British Library (Immediately next to St Pancras Station)
Entry is free to all the exhibitions mentioned
This is an exhibition I can wholeheartedly recommend. The show takes the visitor from the beginnings of English following the Germanic colonisation of England from the fifth (or even possibly the end of the fourth century onwards ) to the development of Old English through time and its Norse additions to the transformation of Old to Middle English by the 13th century , substantially but not wholly as a consequence of the Norman Conquest and its aftermath , which not only added many Norman-French words to the vocabulary but also altered the syntax to something like that which we know today. From there the story moves into ever more familiar ground as England becomes first the dominant language of English public life, then the language of the only world empire ever worthy of the name, before evolving to its present dominance of the Internet and as arguably the nearest there is to a world language with more than 400 million speaking it as a first language and 1.6 billion as a second language. Because of its world significance the exhibition is not parochial and provides ample space for the development of varieties of English outside of England. However, the amount of politically correct preaching is mercifully small.
With the British Library’s magnificent literary resources, the exhibition is able to illustrate every aspect of English over the centuries with original documents rather than reproductions. Works of great craftsmanship as well as literary value jostle with dictionaries, newspapers, children’s books street ballads, posters and eventually the Web. There is everything from the Anglo-Saxon chronicle to the Sun newspaper.

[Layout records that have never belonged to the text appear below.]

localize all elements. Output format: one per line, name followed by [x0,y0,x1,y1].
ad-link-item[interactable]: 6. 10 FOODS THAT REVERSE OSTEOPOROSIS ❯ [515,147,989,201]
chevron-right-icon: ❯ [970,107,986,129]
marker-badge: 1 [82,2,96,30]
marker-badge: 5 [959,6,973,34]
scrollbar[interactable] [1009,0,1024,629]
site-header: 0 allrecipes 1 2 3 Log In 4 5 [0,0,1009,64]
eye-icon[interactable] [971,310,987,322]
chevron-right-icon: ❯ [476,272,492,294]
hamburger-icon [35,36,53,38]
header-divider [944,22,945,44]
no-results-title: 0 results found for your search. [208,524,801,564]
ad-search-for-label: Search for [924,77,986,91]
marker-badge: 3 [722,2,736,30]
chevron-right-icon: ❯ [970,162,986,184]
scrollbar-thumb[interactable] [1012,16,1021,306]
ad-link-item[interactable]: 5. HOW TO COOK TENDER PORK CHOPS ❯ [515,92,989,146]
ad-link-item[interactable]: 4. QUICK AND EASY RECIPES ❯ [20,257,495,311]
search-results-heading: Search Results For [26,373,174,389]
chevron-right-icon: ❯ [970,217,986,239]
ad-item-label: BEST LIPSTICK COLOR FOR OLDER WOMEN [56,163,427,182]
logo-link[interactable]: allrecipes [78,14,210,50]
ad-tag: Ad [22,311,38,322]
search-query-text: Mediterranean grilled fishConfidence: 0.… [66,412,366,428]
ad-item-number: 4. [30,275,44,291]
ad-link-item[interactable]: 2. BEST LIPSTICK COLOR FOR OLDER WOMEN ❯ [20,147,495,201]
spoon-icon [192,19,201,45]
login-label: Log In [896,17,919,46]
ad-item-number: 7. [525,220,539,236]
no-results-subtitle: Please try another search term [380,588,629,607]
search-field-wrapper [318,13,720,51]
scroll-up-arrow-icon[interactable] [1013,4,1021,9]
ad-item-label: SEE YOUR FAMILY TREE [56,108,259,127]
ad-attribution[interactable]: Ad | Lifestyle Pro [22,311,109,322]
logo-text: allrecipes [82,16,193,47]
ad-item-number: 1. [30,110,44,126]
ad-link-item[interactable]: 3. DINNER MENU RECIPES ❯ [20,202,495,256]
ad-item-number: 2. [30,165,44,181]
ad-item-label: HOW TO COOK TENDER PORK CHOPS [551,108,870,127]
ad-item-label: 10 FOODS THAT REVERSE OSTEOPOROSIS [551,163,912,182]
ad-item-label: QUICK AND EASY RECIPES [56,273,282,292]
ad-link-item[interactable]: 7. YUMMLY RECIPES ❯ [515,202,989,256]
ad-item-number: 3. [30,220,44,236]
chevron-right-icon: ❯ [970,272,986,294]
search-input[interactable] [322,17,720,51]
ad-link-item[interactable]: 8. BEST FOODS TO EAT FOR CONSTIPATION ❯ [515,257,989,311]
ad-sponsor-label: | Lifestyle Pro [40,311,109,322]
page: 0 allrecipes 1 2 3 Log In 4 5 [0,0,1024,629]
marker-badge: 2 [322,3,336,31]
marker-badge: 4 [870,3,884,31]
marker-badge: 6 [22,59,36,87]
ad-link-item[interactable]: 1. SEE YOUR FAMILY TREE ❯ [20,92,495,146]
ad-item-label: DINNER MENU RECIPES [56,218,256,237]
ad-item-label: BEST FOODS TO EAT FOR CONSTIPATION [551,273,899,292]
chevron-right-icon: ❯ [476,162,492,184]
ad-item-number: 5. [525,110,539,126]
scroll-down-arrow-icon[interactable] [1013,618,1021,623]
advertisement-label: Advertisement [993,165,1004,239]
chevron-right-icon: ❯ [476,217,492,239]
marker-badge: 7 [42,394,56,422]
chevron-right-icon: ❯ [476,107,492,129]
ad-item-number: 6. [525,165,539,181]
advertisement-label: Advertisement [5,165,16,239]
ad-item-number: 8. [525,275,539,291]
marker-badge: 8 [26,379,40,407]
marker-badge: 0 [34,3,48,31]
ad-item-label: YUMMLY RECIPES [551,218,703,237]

Thankfully, the modern vogue for chaotic thematic presentation is kept under restraint, with the story of English being largely told in chronological sequence . The written commentary is lucid and the visual display of material attractive and clear. The video commentaries are instructional rather than intrusive, with commentary by bona fide academics not celebrities , all of whom to judge from their speech are, wonder of wonders in this pc age, white, middle class and English.
The exhibition is substantial without being overwhelmingly large. Two hours will allow you to do it full justice. Those with more time to spend will find a visit to the Sir John Ritblat gallery on the first floor provides further reward. This is a permanent display which contains a dazzling kaleidoscope of outstanding manuscripts drawn from around the world , many gorgeously illuminated, and important books and documents from the age of printing. Important English manuscripts in in languages other than English such as the Lindisfarne Gospels, Magna Carta and the Sherborne Missal are on display together with many English language documents, printed and manuscript , from later times. The exhibition is not confined to the religious, constitutional and literary, containing documents of scientific, technological, historical, political and musical interest.
There is also a temporary exhibition ()ends 27 2 2011) opposite the Ritblat gallery centred on Coleridge’ s “The rime of the Ancient Mariner” which is worth a look. All in all, the British Library has a very English look to it at present.